Most of us would say that the criteria for a good friend would be someone who "gets" you. I think the main reason why I am feeling relief that the romance-or-friendship-or-whatever-it-was is finished (never really started anyway, but is finished in my head, I guess I mean), is that for the majority of our communication I had the unsettling feeling that he didn't really understand me, nor was he in a place where he could try to. What a lonely feeling that is. (Edit: I think in that respect it was a two-way street. I couldn't understand him much of the time, nor did he allow me to).

Such a strong urge within us, to be understood. Surely some of the best, most loveliest moments are within relationships and friendships when you know the person you are speaking to "gets" you, yeah? Such a foundational issue. It reflects our God image, this desire to know and be known. It reminds me of the Trinity and the relationship that goes on within that most mysterious of things, a relationship that has always existed and from which all our relationships come.
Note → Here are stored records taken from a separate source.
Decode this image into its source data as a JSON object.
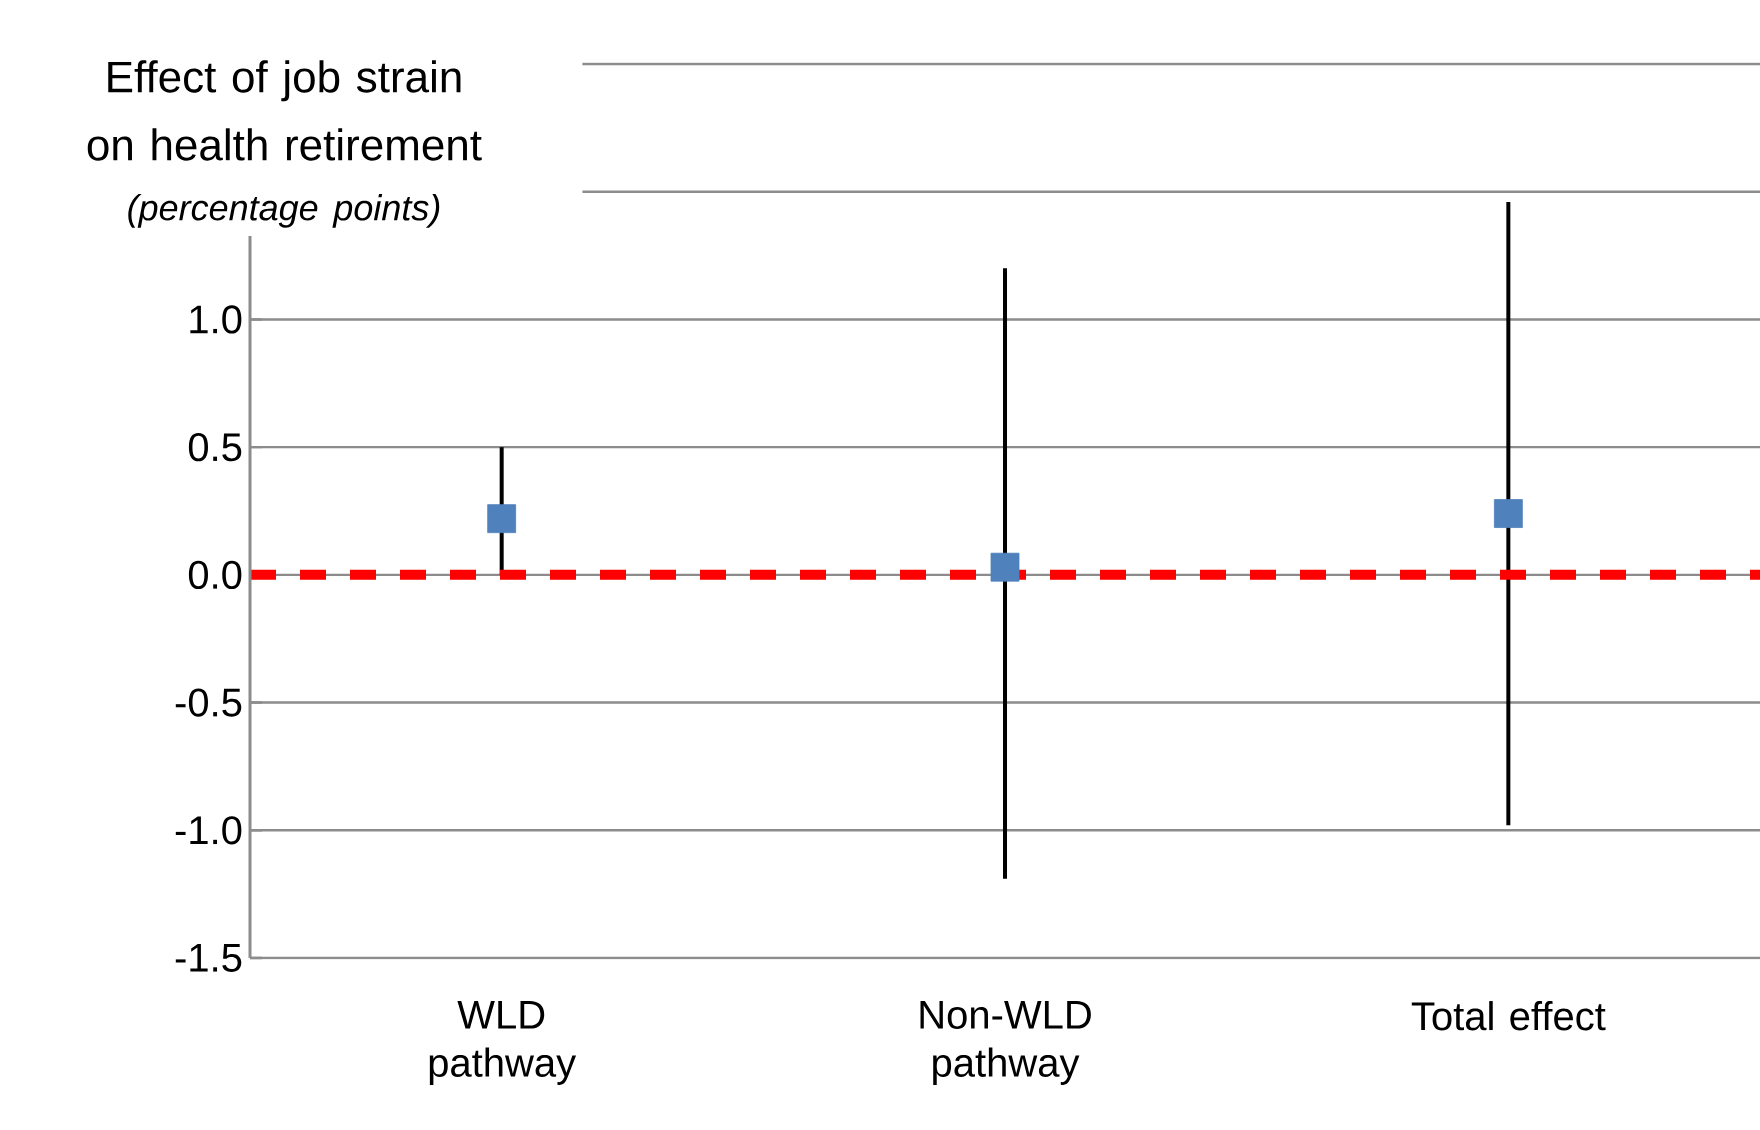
{
  "chart_data": {
    "type": "scatter",
    "title": "Effect of job strain on health retirement",
    "subtitle": "(percentage points)",
    "categories": [
      "WLD pathway",
      "Non-WLD pathway",
      "Total effect"
    ],
    "series": [
      {
        "color": "#4f81bd",
        "values": [
          0.22,
          0.03,
          0.24
        ],
        "errors": [
          [
            0.0,
            0.5
          ],
          [
            -1.19,
            1.2
          ],
          [
            -0.98,
            1.46
          ]
        ]
      }
    ],
    "marker": "square",
    "ylim": [
      -1.5,
      2.0
    ],
    "yticks": [
      -1.5,
      {
        "value": -1,
        "label": "-1.0"
      },
      -0.5,
      {
        "value": 0,
        "label": "0.0"
      },
      0.5,
      {
        "value": 1,
        "label": "1.0"
      },
      {
        "value": 1.5,
        "label": null
      },
      {
        "value": 2,
        "label": null
      }
    ],
    "ref_lines": [
      {
        "axis": "y",
        "value": 0,
        "color": "#ff0000",
        "line_style": "dashed"
      }
    ],
    "grid": "y"
  }
}
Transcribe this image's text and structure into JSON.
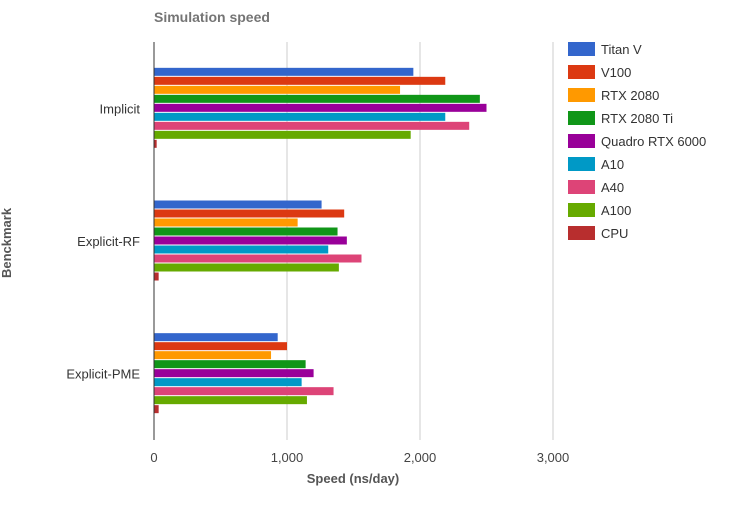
{
  "chart_data": {
    "type": "bar",
    "orientation": "horizontal",
    "title": "Simulation speed",
    "xlabel": "Speed (ns/day)",
    "ylabel": "Benckmark",
    "xlim": [
      0,
      3000
    ],
    "xticks": [
      0,
      1000,
      2000,
      3000
    ],
    "xtick_labels": [
      "0",
      "1,000",
      "2,000",
      "3,000"
    ],
    "grid": true,
    "legend_position": "right",
    "categories": [
      "Implicit",
      "Explicit-RF",
      "Explicit-PME"
    ],
    "series": [
      {
        "name": "Titan V",
        "color": "#3366cc",
        "values": [
          1950,
          1260,
          930
        ]
      },
      {
        "name": "V100",
        "color": "#dc3912",
        "values": [
          2190,
          1430,
          1000
        ]
      },
      {
        "name": "RTX 2080",
        "color": "#ff9900",
        "values": [
          1850,
          1080,
          880
        ]
      },
      {
        "name": "RTX 2080 Ti",
        "color": "#109618",
        "values": [
          2450,
          1380,
          1140
        ]
      },
      {
        "name": "Quadro RTX 6000",
        "color": "#990099",
        "values": [
          2500,
          1450,
          1200
        ]
      },
      {
        "name": "A10",
        "color": "#0099c6",
        "values": [
          2190,
          1310,
          1110
        ]
      },
      {
        "name": "A40",
        "color": "#dd4477",
        "values": [
          2370,
          1560,
          1350
        ]
      },
      {
        "name": "A100",
        "color": "#66aa00",
        "values": [
          1930,
          1390,
          1150
        ]
      },
      {
        "name": "CPU",
        "color": "#b82e2e",
        "values": [
          20,
          35,
          35
        ]
      }
    ]
  }
}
My hope is for community out in the real world. Some fellow believers to hang with and be real with and see what God would have us do together. A few people that would "get" me. That sounds good to me.

Question for you: how understood do you feel in your life generally? Most bloggers seem to be the more introverted, introspective types and I wonder - is this why we are drawn to this medium? The more we feel people don't "get us" out there, the more we want to connect "in here"? So how about you? Are you "got", or do you have to work extra hard to get people to get you?